Ignoring the helpful warnings printed on the floor tiles, the zombies of the pirate ship Wastrel plunge deeper into the labyrinth of the Savage Arena, thrusting aloft their weapons amid boisterous cheers of “Aaargh!” and “Ahoy!” Were their brains not rotten, it might occur to them that such clamor is only likely to attract unwelcome attention . . .

Two of the Wastrel’s skeletal sailors are captured by an ice bear and led away in chains to work in the ice mines far to the north. The jarls of the ice bear tribes demand ever bigger and more elaborate ice palaces, so the demand for slaves to work the glacial mines is constantly on the rise.

Captain Sturgeontrousers has a brief encounter with a wraith in a dark corridor of the Arena. The wraith’s touch has a strange effect on the pirate’s undead flesh. Rather than leaving him drained and aged, the wraith’s touch restores some of his youthful vigor. His skin regains the healthy green shade of his youth, and even his missing eye and hand are restored. His only regret is that the wraith does not linger long enough to restore his missing leg. The experience is transformative; Captain Sturgeontrousers decides to leave the Arena and put his pirate ways aside. He remembers that it was his love of intricate rope work that lured him to the sea and recalls with fondness his mother’s macramé.

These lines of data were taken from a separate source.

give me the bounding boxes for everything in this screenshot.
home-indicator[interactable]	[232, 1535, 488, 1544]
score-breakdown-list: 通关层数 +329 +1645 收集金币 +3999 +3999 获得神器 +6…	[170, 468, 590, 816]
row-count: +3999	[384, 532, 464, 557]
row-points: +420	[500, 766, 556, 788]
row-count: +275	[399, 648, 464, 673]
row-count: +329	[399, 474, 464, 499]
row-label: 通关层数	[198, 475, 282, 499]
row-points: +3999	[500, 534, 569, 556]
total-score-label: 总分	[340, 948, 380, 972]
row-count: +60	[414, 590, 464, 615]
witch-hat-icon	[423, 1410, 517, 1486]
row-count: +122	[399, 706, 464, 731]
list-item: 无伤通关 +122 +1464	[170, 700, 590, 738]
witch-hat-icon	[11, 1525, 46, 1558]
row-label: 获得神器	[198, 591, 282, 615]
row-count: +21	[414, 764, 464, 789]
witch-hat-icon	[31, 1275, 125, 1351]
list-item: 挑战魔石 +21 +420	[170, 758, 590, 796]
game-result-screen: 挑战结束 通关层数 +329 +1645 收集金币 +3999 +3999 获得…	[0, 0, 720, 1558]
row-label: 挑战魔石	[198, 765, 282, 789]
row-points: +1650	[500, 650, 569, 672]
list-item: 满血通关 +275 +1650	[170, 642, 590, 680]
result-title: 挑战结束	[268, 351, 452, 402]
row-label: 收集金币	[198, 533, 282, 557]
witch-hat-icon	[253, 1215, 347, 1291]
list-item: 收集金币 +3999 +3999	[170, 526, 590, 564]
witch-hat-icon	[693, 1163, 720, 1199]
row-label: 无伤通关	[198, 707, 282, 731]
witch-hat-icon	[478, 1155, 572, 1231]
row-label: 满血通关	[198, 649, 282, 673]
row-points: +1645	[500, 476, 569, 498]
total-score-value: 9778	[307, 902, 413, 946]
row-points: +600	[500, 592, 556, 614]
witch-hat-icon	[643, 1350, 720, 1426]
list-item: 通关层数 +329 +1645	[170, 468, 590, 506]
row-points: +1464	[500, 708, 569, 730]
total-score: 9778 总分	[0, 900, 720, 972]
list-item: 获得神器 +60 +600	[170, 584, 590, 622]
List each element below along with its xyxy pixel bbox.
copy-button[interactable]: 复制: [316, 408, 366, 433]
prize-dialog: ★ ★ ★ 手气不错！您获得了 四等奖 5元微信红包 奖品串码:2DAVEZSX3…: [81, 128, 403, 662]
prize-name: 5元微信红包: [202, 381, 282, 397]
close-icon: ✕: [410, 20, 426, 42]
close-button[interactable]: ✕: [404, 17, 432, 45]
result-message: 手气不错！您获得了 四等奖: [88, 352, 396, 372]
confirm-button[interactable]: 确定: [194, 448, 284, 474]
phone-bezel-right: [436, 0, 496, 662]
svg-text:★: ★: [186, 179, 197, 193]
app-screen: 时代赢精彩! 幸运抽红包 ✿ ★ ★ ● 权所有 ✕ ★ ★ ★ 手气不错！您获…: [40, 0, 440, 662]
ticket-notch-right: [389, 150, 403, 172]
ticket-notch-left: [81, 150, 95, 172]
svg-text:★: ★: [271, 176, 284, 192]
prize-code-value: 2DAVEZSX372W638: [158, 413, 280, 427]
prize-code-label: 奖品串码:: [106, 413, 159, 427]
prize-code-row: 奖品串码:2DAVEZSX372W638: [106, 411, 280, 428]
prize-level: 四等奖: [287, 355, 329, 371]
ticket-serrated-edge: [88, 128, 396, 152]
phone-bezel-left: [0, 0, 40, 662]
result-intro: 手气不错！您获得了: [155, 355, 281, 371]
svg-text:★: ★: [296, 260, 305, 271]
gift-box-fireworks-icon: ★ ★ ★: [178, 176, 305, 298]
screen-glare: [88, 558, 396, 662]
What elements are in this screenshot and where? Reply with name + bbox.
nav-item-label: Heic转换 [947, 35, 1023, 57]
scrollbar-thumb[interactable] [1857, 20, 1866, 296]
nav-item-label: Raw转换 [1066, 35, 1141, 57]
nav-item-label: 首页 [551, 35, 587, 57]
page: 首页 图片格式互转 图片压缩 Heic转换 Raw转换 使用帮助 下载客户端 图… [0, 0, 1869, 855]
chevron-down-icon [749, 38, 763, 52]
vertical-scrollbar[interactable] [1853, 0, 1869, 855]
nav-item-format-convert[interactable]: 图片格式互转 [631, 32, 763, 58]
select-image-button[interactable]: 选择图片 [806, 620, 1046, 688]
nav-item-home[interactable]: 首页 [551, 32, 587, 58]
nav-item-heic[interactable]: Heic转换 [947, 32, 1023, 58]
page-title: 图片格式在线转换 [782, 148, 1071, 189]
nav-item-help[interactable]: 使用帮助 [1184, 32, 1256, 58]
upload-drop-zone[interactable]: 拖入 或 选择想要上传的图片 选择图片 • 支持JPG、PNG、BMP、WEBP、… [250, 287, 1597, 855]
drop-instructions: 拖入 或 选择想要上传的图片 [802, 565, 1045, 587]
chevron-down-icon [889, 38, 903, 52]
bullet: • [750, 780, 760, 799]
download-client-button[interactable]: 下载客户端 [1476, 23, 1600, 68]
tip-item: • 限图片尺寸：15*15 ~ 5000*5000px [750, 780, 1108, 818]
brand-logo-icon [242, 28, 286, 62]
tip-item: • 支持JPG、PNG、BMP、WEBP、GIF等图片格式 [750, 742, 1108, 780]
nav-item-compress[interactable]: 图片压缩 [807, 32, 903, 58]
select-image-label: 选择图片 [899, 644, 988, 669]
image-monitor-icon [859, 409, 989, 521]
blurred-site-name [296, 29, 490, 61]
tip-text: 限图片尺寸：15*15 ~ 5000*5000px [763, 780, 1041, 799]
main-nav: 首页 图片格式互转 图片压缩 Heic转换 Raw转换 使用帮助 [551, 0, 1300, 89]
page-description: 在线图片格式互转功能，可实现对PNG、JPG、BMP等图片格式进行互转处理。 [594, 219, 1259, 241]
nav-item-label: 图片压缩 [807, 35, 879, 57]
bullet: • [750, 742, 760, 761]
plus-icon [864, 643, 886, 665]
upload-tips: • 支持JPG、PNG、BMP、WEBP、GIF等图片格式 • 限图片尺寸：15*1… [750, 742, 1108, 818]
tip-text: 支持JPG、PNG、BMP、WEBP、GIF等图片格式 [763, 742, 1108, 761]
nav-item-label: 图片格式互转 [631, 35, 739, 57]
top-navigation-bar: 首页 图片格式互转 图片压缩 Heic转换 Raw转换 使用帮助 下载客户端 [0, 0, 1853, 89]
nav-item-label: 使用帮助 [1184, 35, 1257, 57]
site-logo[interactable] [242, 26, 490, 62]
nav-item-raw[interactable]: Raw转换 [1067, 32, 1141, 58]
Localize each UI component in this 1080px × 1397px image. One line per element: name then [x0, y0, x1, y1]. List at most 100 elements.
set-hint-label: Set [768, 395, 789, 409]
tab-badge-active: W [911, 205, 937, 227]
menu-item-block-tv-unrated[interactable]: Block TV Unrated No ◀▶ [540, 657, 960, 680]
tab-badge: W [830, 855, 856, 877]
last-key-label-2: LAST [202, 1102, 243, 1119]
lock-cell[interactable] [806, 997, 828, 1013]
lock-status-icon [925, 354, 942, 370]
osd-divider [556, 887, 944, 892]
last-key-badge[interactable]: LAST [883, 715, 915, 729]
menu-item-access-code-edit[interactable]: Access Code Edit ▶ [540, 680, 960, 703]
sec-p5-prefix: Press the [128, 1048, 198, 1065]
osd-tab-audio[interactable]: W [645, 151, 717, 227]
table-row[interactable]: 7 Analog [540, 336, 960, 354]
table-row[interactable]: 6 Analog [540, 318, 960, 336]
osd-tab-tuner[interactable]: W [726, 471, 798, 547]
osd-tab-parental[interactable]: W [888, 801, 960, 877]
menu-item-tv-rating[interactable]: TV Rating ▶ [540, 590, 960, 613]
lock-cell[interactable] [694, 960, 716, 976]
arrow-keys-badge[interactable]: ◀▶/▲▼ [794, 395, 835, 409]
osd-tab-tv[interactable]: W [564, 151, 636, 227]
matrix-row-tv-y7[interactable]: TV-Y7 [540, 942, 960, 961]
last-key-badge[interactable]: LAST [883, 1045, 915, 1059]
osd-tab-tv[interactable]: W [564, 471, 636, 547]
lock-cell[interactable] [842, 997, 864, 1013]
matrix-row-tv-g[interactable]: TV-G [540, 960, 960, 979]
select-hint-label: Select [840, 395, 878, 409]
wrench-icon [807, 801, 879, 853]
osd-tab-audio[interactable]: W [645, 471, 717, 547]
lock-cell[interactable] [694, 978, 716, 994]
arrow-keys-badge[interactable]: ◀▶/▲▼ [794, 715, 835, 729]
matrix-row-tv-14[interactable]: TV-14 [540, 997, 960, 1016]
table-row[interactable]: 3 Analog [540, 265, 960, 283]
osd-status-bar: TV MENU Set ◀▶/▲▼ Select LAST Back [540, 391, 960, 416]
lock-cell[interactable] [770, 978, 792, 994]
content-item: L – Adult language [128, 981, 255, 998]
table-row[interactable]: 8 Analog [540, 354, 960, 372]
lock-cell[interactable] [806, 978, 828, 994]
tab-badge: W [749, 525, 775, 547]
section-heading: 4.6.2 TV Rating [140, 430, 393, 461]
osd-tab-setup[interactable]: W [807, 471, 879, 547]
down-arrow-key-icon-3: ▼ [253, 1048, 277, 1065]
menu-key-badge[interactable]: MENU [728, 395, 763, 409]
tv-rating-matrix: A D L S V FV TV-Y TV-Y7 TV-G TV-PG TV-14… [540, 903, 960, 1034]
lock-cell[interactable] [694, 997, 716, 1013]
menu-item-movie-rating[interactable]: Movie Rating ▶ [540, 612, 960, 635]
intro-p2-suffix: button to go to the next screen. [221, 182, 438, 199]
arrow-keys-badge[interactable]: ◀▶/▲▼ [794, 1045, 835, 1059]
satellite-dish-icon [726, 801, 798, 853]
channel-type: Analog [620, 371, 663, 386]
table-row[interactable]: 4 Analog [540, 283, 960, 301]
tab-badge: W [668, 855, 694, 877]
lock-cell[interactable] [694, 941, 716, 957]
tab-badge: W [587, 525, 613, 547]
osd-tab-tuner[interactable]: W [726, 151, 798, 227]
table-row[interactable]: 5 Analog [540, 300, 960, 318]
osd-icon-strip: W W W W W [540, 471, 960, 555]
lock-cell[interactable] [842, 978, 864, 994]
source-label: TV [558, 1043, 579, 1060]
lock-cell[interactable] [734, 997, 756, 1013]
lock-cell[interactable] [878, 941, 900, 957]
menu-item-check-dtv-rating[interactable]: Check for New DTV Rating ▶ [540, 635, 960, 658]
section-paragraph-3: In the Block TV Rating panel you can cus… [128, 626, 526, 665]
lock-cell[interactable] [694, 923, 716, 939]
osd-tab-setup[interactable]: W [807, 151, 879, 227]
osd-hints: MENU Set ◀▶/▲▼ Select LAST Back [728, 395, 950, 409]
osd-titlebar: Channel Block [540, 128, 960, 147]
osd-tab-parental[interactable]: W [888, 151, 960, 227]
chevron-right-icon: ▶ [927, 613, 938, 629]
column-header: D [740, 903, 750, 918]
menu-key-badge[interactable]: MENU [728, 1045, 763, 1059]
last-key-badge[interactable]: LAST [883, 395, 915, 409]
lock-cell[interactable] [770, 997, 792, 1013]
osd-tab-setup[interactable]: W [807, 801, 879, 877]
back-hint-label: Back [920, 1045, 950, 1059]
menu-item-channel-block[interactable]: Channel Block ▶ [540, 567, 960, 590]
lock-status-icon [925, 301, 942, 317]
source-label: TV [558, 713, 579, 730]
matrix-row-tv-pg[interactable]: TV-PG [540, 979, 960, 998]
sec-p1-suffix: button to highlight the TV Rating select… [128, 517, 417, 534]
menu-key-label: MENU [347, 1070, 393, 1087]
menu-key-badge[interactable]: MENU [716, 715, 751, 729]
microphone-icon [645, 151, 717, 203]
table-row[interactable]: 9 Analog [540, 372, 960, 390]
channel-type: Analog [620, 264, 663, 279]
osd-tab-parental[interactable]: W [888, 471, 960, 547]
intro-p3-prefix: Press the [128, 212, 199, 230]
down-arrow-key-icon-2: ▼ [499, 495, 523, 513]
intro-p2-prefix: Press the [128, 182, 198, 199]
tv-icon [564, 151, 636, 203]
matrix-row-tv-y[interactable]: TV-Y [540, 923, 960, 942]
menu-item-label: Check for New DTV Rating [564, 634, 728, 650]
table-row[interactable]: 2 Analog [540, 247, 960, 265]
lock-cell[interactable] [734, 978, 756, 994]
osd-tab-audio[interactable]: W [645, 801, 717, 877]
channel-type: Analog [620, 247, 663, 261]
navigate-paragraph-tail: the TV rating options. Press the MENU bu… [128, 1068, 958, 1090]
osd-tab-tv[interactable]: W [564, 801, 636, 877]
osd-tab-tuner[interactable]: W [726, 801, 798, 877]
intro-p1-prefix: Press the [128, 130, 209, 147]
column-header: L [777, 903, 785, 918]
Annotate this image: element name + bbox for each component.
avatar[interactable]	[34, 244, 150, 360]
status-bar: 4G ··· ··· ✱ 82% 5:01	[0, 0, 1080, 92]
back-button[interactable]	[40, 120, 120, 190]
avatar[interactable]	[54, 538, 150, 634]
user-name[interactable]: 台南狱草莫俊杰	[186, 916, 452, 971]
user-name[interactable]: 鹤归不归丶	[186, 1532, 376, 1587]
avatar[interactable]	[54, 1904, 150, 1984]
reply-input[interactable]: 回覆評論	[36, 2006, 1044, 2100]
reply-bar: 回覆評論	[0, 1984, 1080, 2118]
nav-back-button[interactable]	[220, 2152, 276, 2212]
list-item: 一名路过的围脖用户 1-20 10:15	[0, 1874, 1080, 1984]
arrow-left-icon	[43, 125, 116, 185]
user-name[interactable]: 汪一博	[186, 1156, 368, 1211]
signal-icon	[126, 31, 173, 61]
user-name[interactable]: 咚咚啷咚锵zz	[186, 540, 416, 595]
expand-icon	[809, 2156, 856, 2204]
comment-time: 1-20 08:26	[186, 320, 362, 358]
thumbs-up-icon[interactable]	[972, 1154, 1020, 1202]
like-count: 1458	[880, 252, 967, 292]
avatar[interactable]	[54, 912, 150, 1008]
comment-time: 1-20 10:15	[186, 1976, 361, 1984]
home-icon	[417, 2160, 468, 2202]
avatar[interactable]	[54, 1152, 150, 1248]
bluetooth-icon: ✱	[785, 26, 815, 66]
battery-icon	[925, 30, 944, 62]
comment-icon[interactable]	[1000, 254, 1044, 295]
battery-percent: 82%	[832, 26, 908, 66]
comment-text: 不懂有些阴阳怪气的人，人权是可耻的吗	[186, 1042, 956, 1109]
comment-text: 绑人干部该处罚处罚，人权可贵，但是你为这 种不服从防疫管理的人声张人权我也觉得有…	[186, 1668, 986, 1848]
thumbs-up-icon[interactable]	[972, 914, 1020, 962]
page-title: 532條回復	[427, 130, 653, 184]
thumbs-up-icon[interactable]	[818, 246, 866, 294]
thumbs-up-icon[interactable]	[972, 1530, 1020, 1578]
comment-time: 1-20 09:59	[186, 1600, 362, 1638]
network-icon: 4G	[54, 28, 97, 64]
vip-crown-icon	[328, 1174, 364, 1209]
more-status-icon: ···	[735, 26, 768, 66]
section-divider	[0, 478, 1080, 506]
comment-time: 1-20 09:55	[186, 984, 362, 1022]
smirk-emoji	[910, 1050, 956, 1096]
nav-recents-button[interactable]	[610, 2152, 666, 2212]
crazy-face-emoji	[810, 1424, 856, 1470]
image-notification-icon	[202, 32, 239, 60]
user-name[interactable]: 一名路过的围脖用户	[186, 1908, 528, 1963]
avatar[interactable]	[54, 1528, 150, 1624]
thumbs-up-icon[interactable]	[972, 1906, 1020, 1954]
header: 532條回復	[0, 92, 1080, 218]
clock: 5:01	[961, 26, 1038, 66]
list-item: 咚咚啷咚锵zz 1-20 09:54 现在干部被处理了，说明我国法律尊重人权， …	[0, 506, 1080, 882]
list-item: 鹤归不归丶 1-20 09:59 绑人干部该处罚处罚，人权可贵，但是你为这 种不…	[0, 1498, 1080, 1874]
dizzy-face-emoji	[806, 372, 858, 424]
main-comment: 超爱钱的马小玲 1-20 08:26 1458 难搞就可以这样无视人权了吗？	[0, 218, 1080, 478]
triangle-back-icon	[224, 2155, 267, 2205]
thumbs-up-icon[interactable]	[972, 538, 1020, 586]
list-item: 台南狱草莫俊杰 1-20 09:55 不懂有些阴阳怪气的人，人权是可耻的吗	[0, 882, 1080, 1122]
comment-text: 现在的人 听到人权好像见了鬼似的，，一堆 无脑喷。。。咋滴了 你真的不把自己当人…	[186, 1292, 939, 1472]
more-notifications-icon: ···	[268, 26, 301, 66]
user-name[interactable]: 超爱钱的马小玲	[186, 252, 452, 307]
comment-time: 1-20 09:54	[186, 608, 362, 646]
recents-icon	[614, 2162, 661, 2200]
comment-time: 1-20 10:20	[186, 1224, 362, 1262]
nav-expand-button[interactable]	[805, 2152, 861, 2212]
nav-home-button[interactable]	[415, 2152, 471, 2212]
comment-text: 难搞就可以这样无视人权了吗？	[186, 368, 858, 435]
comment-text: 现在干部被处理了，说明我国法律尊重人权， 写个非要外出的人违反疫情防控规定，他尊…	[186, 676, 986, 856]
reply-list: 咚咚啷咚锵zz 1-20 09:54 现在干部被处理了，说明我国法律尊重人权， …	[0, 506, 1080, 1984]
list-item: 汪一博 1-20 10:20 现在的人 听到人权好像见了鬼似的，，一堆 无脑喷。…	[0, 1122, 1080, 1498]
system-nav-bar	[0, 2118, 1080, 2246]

Meanwhile, Captain Sturgeontrouser’s zombie crewmen encounter a pair of ravenous plant monsters surrounded by the indigestible remains of their last meal. Curious readers will be interested to learn that the plant monsters have most recently consumed a trio of interstellar minerals brokers dispatched to Earth in search of valuable resources to ruthlessly exploit. The appetite of the plant monsters very likely saved the entire planet from alien devastation. This knowledge will be of little consolation to the zombies, however, as they are swiftly seized by thorny vines and rendered into fertilizer. Soon their sabers and muskets will join the helmets, tanks of concentrated sulfur dioxide, and mineral detectors littering the ground at the plant monsters’ roots.

Burton T. Squibb here, President and CEO of the Interstellar Coalition of Hamartian Ore Reclamation. Behind me are some of the courageous and hard-working miners of I.C.H.O.R. whose beloved families would be in peril if their livelihoods were taken away. We would like to take this opportunity to remind you (and the lawyers representing @tiny_suicide_squad) that libel is illegal on nearly every planet of the Galactic Hegemony. The previous post contains some serious allegations that should in no way be taken as truth. I.C.H.O.R. takes its responsibility as galactic resource stewards very seriously. Our relocation schemes are among the most humane in the industry, with barely 13% of civilizations collapsing during our off-world transport protocols. And nearly 42% of the planets we harvest are still capable of sustaining life after we are done with them – that’s 12% above regulatory standards! So remember, I.C.H.O.R. is your friend! Keep buying those cheap consumer electronics so China has to keep processing rare earths! And vote yes on fracking! The more you humans do to extract your resources from the crust, the easier it will be for everyone when we come to fulfill our manifest destiny! Burton T. Squibb signing off!
Backdrop: a panel from Prophet TP Volume 2: Brothers, by Brandon Graham

On his way out of the Arena, the newly revivified Captain Sturgeontrousers meets a pretty little zombie girl with nice pom-poms. Having no flowers at hand, he offers her his sausage. She is charmed, and the two resolve then and there to set up shop together on the waterfront selling macramé craftwork.